A guerra do DNA indígena
O Ministério Público vai pedir a devolução de 12 mil amostras de sangue ianomâmi armazenadas em universidades americanas

Eliane Brum

O procurador da República em Roraima, Marcus Marcelus Gonzaga Goulart, prepara uma ação civil pública para repatriar uma nova espécie de tesouro nacional: 12 mil amostras de sangue ianomâmi, estocadas desde os anos 60 em universidades americanas para pesquisas com DNA. Com a ação, a Justiça brasileira poderá pedir à Justiça americana, por carta rogatória, que devolva aos índios a riqueza do século XXI: o DNA. É a primeira vez que o Poder Judiciário tentará uma ação como essa. A novidade vai despertar alguns fantasmas - lá e aqui.

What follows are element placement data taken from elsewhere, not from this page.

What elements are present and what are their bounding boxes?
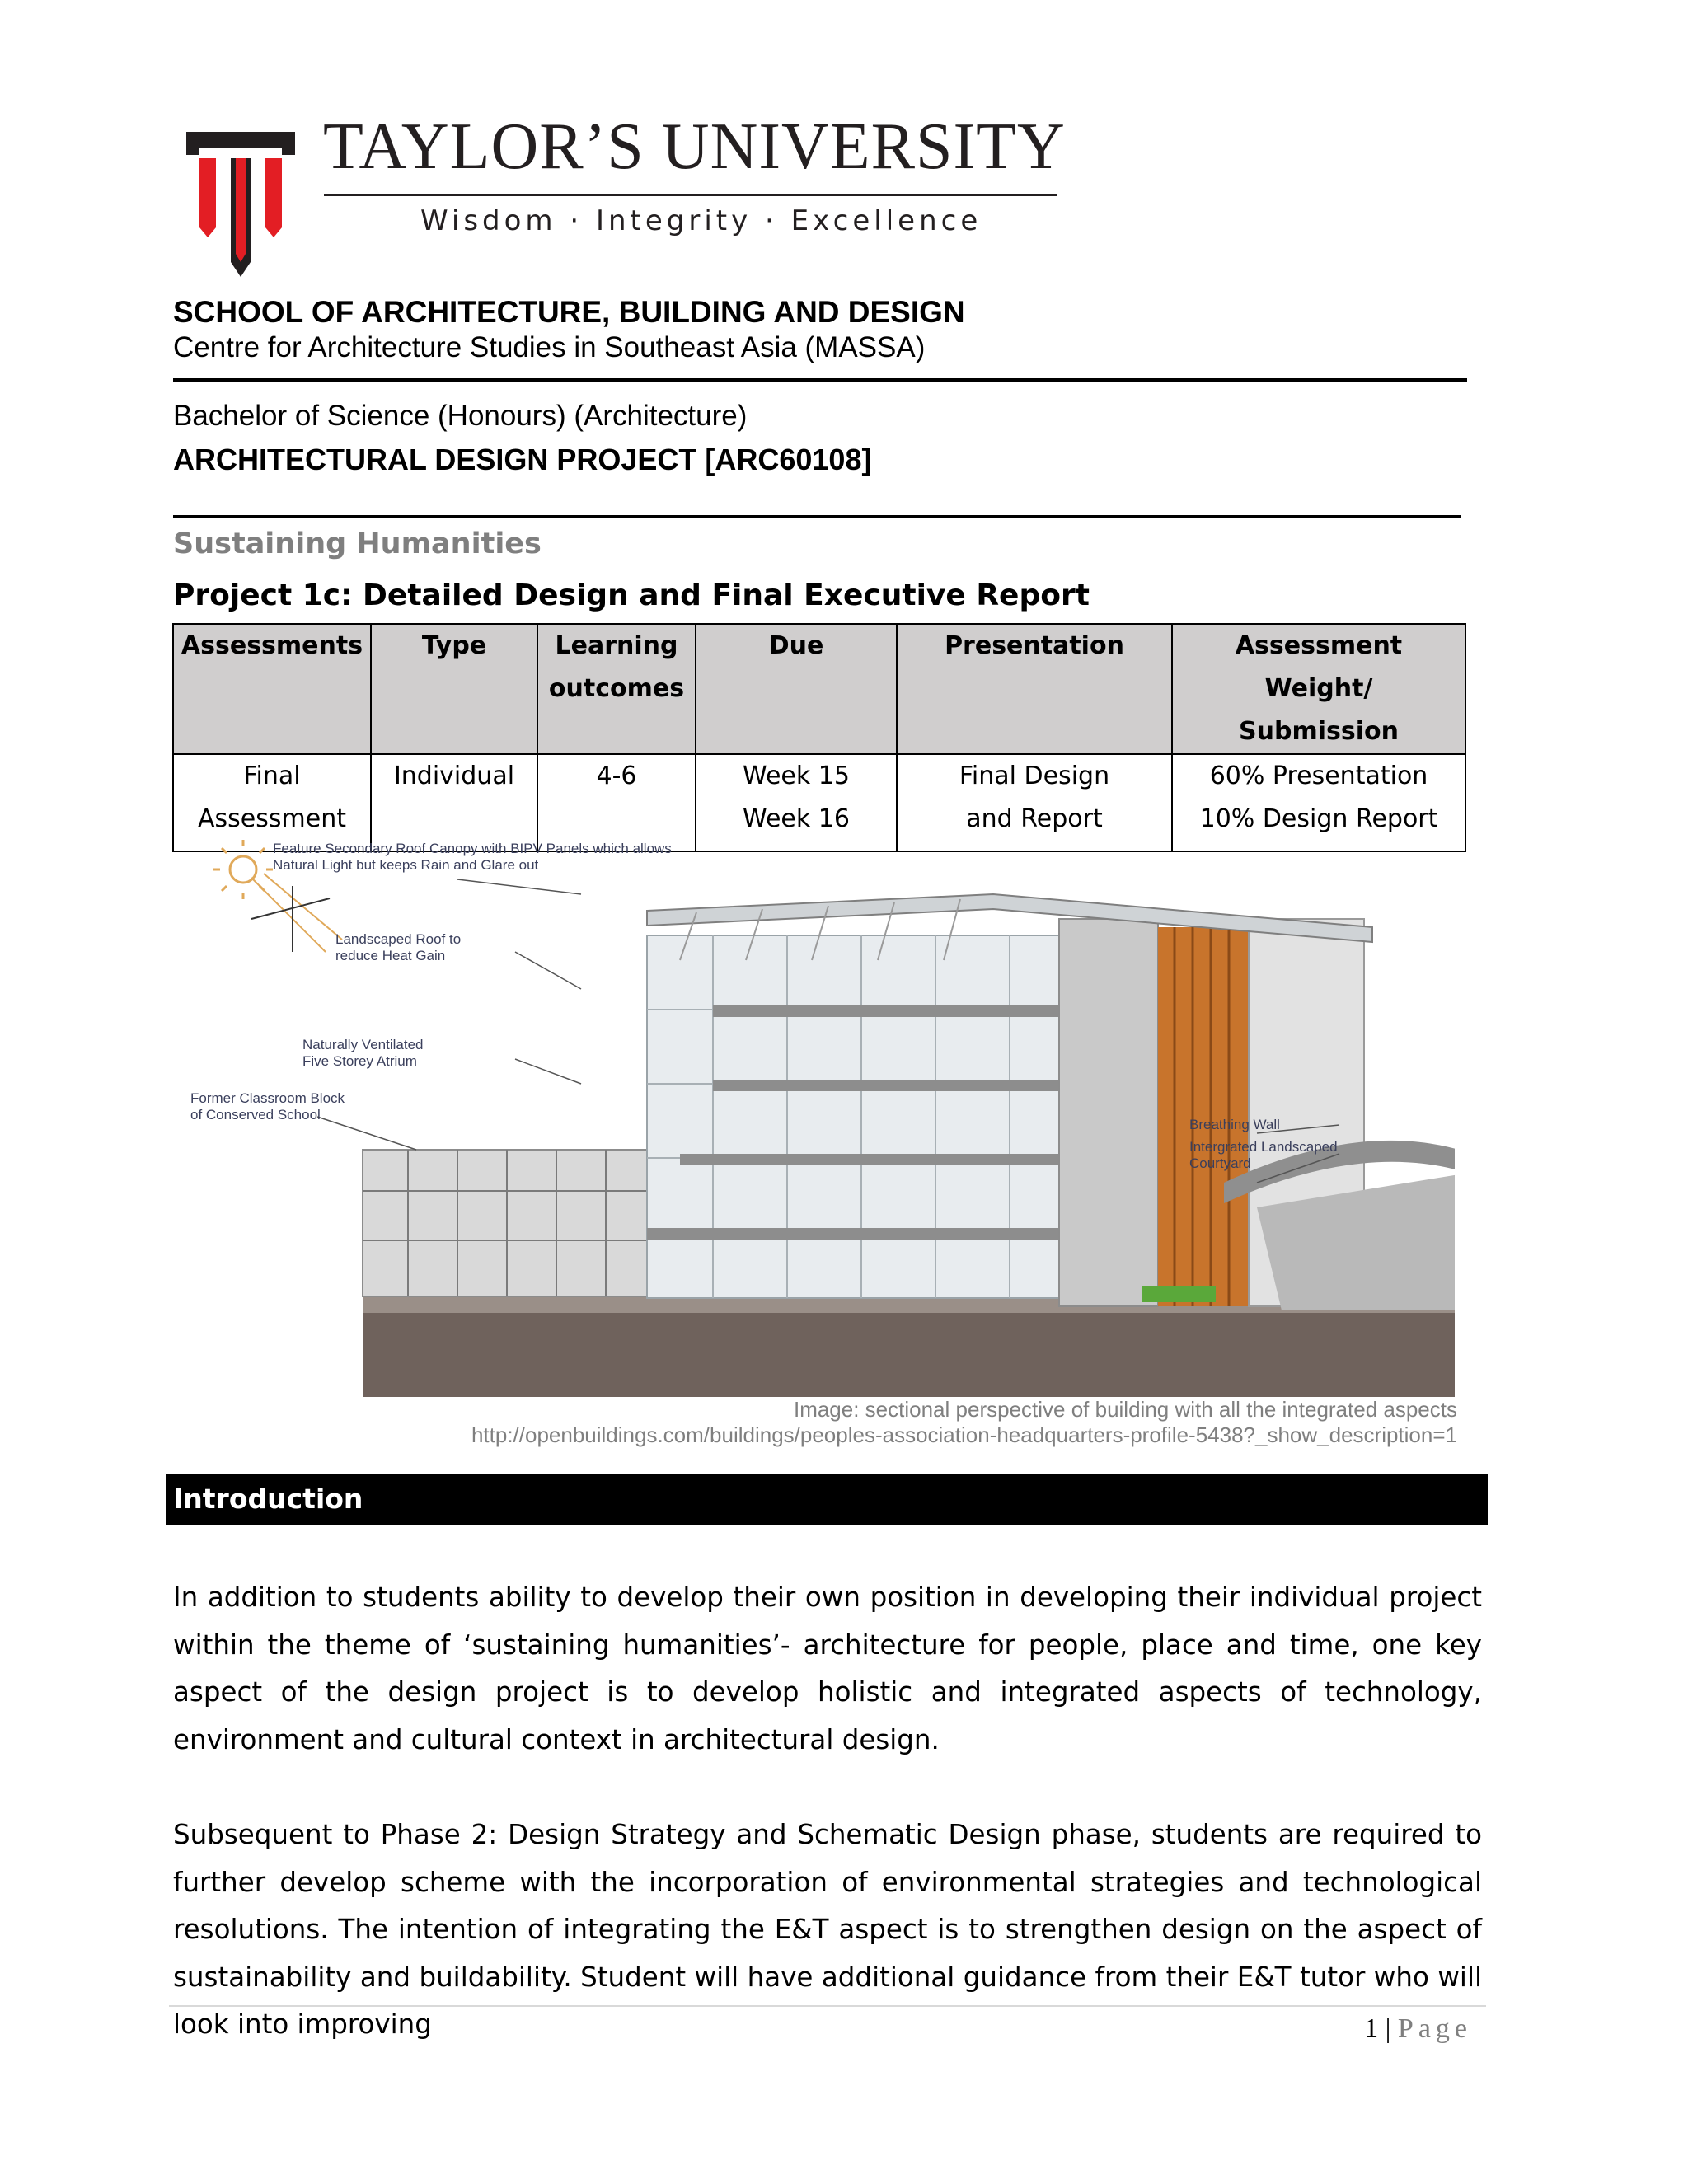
label-classroom-line2: of Conserved School bbox=[190, 1107, 321, 1122]
logo-divider bbox=[324, 194, 1057, 196]
cell-type-text: Individual bbox=[393, 762, 515, 790]
page-number-separator: | bbox=[1385, 2013, 1391, 2044]
cell-presentation-line2: and Report bbox=[966, 804, 1103, 833]
label-courtyard-line1: Intergrated Landscaped bbox=[1189, 1139, 1338, 1155]
page-number bbox=[1364, 2013, 1472, 2045]
cell-due-line1: Week 15 bbox=[743, 762, 850, 790]
header-divider-top bbox=[173, 378, 1467, 382]
building-section-figure bbox=[185, 837, 1455, 1397]
centre-name: Centre for Architecture Studies in Southeast Asia (MASSA) bbox=[173, 331, 926, 363]
cell-assessment-line1: Final bbox=[243, 762, 301, 790]
cell-assessment-line2: Assessment bbox=[198, 804, 346, 833]
label-breathing-wall: Breathing Wall bbox=[1189, 1117, 1280, 1132]
page-label: Page bbox=[1397, 2013, 1472, 2044]
logo-wordmark: TAYLOR’S UNIVERSITY bbox=[323, 110, 1066, 183]
cell-learning-text: 4-6 bbox=[596, 762, 637, 790]
ground-slab-shape bbox=[363, 1310, 1455, 1397]
school-name: SCHOOL OF ARCHITECTURE, BUILDING AND DESIGN bbox=[173, 295, 965, 329]
course-title: ARCHITECTURAL DESIGN PROJECT [ARC60108] bbox=[173, 443, 872, 476]
introduction-heading-bar bbox=[166, 1474, 1488, 1525]
header-weight-line1: Assessment Weight/ bbox=[1235, 631, 1403, 703]
introduction-paragraph-2: Subsequent to Phase 2: Design Strategy and Schematic Design phase, students are required to further develop scheme with the incorporation of environmental strategies and technological resolutions. The intention of integrating the E&T aspect is to strengthen design on the aspect of sustainability and buildability. Student will have additional guidance from their E&T tutor who will look into improving bbox=[173, 1819, 1482, 2041]
figure-caption: Image: sectional perspective of building with all the integrated aspects bbox=[793, 1397, 1457, 1422]
header-divider-bottom bbox=[173, 515, 1461, 518]
label-roof-line1: Landscaped Roof to bbox=[335, 931, 462, 947]
header-learning-line1: Learning bbox=[555, 631, 678, 660]
logo-pillar-right-shape bbox=[265, 158, 282, 237]
university-logo-mark bbox=[183, 130, 298, 279]
table-header-row bbox=[173, 624, 1465, 754]
cell-weight-line2: 10% Design Report bbox=[1199, 804, 1438, 833]
header-presentation bbox=[897, 624, 1172, 754]
header-due-text: Due bbox=[768, 631, 824, 660]
project-title: Project 1c: Detailed Design and Final Executive Report bbox=[173, 579, 1090, 612]
cell-presentation-line1: Final Design bbox=[959, 762, 1110, 790]
logo-pillar-left-shape bbox=[199, 158, 216, 237]
introduction-paragraph-1: In addition to students ability to develop their own position in developing their individual project within the theme of ‘sustaining humanities’- architecture for people, place and time, one key aspect of the design project is to develop holistic and integrated aspects of technology, environment and cultural context in architectural design. bbox=[173, 1582, 1482, 1755]
label-atrium-line2: Five Storey Atrium bbox=[302, 1053, 417, 1069]
logo-top-bar-shape bbox=[186, 132, 295, 155]
header-learning-line2: outcomes bbox=[548, 674, 685, 703]
header-weight-line2: Submission bbox=[1239, 717, 1399, 746]
footer-divider bbox=[169, 2005, 1486, 2007]
header-assessments bbox=[173, 624, 371, 754]
cell-due-line2: Week 16 bbox=[743, 804, 850, 833]
degree-name: Bachelor of Science (Honours) (Architecture) bbox=[173, 400, 748, 432]
header-presentation-text: Presentation bbox=[945, 631, 1124, 660]
logo-motto: Wisdom · Integrity · Excellence bbox=[420, 204, 982, 237]
label-canopy-line1: Feature Secondary Roof Canopy with BIPV Panels which allows bbox=[273, 841, 672, 856]
header-learning-outcomes bbox=[537, 624, 696, 754]
label-courtyard-line2: Courtyard bbox=[1189, 1155, 1251, 1171]
figure-source-url: http://openbuildings.com/buildings/peoples-association-headquarters-profile-5438?_show_description=1 bbox=[471, 1422, 1457, 1447]
courtyard-green-shape bbox=[1142, 1286, 1216, 1302]
header-type-text: Type bbox=[421, 631, 487, 660]
label-canopy-line2: Natural Light but keeps Rain and Glare out bbox=[273, 857, 539, 873]
assessment-table bbox=[172, 623, 1466, 852]
cell-weight-line1: 60% Presentation bbox=[1209, 762, 1428, 790]
label-roof-line2: reduce Heat Gain bbox=[335, 948, 446, 963]
header-due bbox=[696, 624, 897, 754]
header-weight bbox=[1172, 624, 1465, 754]
label-classroom-line1: Former Classroom Block bbox=[190, 1090, 345, 1106]
page-number-value: 1 bbox=[1364, 2013, 1379, 2044]
header-type bbox=[371, 624, 537, 754]
core-tower-shape bbox=[1059, 919, 1158, 1306]
logo-pillar-center-stripe-shape bbox=[236, 158, 246, 262]
header-assessments-text: Assessments bbox=[181, 631, 363, 660]
theme-title: Sustaining Humanities bbox=[173, 527, 542, 560]
label-atrium-line1: Naturally Ventilated bbox=[302, 1037, 424, 1052]
introduction-heading: Introduction bbox=[173, 1483, 363, 1515]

A decisão assinala também o novo marco em tomo do qual serão travados os embates políticos e jurídicos que envolvem as populações indígenas. O DNA - depois das terras e dos minérios - tornou-se a última fronteira da cobiça. Não por acaso, a CPI da Biopirataria do Congresso topou em abril com a oferta de material genético das etnias suruí e caritiana, de Rondônia, vendido na internet pela organização americana Coriell Institute. A guerra do DNA indígena terá outros protagonistas: não mais grileiros e madeireiros, mas cientistas, instituições acadêmicas respeitáveis e corporações multinacionais. Mas, diferentemente do passado, os pesquisadores encontram hoje lideranças indígenas experimentadas na luta pela terra, que agora barram o que consideram outro tipo de colonialismo - sobre o território do corpo.

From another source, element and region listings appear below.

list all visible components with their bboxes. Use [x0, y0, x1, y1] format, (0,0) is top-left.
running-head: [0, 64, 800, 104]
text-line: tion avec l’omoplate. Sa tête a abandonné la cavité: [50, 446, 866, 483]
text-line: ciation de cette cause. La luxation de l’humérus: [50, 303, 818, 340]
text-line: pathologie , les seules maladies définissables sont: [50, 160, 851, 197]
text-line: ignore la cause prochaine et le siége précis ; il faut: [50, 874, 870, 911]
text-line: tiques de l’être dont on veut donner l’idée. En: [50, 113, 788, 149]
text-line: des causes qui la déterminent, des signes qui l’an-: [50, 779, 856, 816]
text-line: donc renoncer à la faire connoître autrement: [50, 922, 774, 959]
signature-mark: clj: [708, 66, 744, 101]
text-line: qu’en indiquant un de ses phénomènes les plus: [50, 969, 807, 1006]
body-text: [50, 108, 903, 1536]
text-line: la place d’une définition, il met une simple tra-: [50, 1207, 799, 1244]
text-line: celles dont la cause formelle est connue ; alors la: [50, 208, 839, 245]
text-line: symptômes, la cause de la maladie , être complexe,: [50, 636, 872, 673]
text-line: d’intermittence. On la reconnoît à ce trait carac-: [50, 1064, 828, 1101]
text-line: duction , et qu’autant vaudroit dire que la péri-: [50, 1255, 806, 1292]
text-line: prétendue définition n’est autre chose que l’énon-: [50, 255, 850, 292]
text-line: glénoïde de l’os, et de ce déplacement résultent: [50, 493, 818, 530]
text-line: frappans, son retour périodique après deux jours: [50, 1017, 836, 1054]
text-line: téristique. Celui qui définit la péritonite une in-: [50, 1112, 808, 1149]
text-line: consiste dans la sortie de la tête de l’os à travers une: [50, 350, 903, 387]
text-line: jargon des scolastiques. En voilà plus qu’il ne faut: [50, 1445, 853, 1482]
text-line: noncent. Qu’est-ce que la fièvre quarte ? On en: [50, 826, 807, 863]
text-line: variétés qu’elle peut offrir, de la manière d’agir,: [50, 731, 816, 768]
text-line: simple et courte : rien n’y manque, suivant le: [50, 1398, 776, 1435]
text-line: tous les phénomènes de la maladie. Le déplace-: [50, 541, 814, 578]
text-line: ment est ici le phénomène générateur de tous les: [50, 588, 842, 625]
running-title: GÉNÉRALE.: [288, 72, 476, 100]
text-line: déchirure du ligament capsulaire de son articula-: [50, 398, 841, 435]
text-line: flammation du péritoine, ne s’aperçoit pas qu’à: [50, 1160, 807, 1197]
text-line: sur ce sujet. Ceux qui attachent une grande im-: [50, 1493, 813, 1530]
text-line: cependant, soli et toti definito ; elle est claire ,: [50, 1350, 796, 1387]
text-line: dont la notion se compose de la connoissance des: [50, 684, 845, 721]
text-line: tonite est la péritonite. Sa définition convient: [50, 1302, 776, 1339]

Na pressão sobre as autoridades americanas, a Justiça brasileira conta com mais barulho lá do que aqui. Há anos lideranças ianomâmis, como Davi Kopenawa, gritam sozinhas contra o sangue retirado, sem comover nem sequer o Itamaraty. Os pedidos de providência encaminhados pelo Ministério Público Federal ao Ministério das Relações Exteriores nem ao menos foram respondidos. Mas, nos Estados Unidos, está em curso uma campanha entre estudantes universitários para bombardear as autoridades responsáveis com abaixo assinados que exigem a devolução do sangue aos índios brasileiros. Seu idealizador, o antropólogo Robert Borofsky, da Hawaii Pacific University, confia que a pressão será suficiente para entregar o primeiro lote de sangue nas mãos de Davi Kopenawa em novembro, na reunião anual da American Anthropological Association, em Washington.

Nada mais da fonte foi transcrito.